In increasingly competitive markets, organisations are looking to innovate to differentiate themselves. What does design thinking have to offer here?
Innovation comes from seeing things differently. Design Thinking welcomes all ideas without judging them good or bad, feasible or crazy. At its broadest definition, it is the ability to put many ideas together to create something new. Design mash-ups. It’s seeing opportunity in a crowd of issues, problems and goals. It’s allowing ideas to evolve and bubble up without jumping to solutions, as engineers have been trained to do. New ideas come from research, analysis and synthesis. Innovative ideas do not generally emerge Athena-like from the head of a few great designers. All designers can innovate. In fact the role of design in organisations needs to grow.

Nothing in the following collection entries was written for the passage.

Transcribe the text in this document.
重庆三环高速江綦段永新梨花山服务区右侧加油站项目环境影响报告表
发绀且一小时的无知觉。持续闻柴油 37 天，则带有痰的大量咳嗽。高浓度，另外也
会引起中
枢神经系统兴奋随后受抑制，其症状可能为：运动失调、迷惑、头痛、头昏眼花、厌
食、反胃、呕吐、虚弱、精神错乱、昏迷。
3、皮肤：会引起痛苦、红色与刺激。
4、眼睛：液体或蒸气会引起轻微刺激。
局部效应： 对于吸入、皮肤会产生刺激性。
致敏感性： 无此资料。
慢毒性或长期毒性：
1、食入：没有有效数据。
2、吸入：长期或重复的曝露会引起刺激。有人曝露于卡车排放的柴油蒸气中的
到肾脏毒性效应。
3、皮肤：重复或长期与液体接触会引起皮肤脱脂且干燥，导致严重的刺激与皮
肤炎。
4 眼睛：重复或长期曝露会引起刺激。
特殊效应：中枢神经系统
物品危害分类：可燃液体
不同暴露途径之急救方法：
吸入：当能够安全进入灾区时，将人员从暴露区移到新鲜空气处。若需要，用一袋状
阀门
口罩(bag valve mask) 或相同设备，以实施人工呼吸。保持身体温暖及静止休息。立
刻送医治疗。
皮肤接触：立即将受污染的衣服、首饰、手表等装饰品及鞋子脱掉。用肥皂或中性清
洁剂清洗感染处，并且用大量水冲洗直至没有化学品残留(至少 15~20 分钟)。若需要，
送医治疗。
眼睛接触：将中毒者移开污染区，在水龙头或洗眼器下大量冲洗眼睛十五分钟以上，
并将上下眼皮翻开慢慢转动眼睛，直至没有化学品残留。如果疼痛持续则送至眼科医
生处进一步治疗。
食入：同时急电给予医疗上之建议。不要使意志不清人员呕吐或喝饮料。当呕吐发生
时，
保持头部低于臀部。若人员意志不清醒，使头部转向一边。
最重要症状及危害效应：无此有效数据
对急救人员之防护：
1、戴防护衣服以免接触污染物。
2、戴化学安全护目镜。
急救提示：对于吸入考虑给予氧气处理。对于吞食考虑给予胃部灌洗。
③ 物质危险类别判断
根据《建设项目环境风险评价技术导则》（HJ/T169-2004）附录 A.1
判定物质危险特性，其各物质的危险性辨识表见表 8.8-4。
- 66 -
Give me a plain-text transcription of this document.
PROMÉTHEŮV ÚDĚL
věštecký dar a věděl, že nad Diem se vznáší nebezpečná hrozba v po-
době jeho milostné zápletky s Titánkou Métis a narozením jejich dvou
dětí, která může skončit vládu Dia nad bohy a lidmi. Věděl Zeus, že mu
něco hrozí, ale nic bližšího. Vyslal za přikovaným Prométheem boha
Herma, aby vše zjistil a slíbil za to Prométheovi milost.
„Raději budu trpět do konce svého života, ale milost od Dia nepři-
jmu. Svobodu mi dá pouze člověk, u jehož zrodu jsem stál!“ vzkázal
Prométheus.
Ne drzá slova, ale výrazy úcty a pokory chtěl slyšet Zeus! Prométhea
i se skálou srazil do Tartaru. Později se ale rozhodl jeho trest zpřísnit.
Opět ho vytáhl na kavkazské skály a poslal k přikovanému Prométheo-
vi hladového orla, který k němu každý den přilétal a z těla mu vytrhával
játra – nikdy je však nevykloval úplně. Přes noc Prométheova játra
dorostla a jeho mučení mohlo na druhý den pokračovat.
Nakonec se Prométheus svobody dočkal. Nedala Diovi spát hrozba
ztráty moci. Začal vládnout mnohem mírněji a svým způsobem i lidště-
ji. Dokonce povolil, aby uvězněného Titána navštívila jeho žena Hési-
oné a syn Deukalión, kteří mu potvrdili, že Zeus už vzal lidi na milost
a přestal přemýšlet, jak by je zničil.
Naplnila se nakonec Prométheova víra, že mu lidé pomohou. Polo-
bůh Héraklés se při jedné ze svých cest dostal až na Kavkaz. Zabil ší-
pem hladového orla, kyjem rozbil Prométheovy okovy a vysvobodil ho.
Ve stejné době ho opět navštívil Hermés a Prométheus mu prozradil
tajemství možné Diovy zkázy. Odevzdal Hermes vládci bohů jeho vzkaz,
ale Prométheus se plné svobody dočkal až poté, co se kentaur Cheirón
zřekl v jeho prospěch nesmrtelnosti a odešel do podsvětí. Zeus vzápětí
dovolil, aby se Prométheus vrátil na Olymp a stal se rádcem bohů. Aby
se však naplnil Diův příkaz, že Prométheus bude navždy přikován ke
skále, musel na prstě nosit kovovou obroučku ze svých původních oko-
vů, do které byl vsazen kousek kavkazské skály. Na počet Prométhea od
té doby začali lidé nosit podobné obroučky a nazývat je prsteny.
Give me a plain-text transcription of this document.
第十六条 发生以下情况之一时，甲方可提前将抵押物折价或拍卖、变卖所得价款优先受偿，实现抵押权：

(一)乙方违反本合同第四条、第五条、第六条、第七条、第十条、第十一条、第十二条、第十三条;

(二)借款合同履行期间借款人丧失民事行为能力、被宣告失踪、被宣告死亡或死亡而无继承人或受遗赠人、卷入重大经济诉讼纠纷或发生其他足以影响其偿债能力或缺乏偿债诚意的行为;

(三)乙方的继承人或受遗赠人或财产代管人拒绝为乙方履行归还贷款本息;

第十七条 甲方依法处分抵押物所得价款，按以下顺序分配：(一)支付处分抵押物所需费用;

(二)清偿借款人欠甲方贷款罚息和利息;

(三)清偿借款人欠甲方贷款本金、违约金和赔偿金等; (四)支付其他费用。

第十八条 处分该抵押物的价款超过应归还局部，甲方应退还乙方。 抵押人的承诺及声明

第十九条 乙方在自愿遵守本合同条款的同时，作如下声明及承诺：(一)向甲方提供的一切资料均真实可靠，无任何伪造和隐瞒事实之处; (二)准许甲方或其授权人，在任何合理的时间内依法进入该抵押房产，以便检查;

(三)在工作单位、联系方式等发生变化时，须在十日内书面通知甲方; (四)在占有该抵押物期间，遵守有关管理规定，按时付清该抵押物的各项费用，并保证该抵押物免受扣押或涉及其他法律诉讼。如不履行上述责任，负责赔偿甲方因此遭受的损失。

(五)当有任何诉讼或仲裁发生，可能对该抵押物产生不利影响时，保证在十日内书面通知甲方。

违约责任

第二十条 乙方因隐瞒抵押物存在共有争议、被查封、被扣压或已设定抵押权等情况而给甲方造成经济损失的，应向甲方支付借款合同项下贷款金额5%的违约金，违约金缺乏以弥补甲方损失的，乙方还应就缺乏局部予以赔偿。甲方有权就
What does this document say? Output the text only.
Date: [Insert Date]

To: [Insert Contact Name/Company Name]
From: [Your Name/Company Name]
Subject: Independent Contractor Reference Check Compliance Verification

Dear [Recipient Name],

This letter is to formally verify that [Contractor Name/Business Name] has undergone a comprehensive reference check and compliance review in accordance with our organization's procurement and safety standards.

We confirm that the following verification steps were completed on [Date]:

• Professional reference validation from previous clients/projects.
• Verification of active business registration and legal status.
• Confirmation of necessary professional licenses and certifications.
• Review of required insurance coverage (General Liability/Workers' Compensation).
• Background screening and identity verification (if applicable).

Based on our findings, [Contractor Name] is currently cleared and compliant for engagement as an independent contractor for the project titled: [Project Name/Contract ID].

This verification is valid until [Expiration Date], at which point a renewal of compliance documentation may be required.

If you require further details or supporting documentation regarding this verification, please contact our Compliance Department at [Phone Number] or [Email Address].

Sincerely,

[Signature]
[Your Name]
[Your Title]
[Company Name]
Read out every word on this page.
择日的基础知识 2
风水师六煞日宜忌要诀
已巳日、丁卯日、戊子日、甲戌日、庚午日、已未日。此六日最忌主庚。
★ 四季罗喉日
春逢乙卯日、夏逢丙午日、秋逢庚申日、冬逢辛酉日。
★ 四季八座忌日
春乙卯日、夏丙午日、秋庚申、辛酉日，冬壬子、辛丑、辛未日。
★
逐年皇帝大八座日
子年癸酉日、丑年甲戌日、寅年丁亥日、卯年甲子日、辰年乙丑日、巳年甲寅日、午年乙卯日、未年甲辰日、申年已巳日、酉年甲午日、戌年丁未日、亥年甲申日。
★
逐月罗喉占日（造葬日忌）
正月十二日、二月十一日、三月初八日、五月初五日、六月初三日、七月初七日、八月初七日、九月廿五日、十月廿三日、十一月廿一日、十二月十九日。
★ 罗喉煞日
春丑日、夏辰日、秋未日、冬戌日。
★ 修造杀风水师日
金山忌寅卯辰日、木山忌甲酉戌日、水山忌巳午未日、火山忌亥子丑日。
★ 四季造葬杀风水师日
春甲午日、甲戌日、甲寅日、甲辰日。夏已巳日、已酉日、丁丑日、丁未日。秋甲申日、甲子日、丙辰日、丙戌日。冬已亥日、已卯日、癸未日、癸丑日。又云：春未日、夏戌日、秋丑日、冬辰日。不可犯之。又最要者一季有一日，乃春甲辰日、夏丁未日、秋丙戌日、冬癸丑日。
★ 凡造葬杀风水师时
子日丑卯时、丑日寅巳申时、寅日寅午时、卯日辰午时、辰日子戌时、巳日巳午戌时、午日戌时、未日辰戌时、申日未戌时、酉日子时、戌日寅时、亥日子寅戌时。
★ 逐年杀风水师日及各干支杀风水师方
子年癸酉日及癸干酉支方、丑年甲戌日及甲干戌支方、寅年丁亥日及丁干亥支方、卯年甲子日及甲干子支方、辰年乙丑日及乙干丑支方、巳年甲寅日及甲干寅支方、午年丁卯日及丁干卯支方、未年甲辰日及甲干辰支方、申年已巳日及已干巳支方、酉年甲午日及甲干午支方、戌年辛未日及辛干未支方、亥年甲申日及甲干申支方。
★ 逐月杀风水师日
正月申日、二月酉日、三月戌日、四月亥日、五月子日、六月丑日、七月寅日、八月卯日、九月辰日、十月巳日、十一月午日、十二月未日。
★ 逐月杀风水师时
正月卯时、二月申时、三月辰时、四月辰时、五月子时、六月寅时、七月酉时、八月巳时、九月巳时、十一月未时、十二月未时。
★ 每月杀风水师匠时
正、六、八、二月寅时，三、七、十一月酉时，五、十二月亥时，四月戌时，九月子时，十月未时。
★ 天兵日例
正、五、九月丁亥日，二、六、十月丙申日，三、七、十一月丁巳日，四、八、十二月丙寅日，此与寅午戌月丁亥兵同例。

You have also mentioned that the idea of Design Thinking is not actually new and that it is closely aligned with what user experience practitioners call User-Centred Design. Can you elaborate on this connection?
Roger Martin wrote:
“Great designers seek deep understanding of the user and the context, which entails consideration of many variables.
They don’t limit their considerations to aspects that can be thoroughly quantified. They worry less about whether they can replicate a particular process — and more about producing a valid solution to the problem before them.”
There are many ways to gain “deep understanding of the user and the context”. One of the most effective is, of course, UCD, our area of expertise. Like Design Thinking, user-centred design is an approach, a way of finding design solutions. More importantly, UCD is also a set of techniques. User-Centred Design may have come out of the field of interaction design, software design and web design, but today UCD is being appropriated by all sorts practices: process design, industrial design, service design even business design.
Design isn’t a free-for-all-it requires a process or set of stages to enable design to happen, repeatable process and a set of tools and techniques. Adopting User-Centred Design is a good place to start, regardless of what is being designed.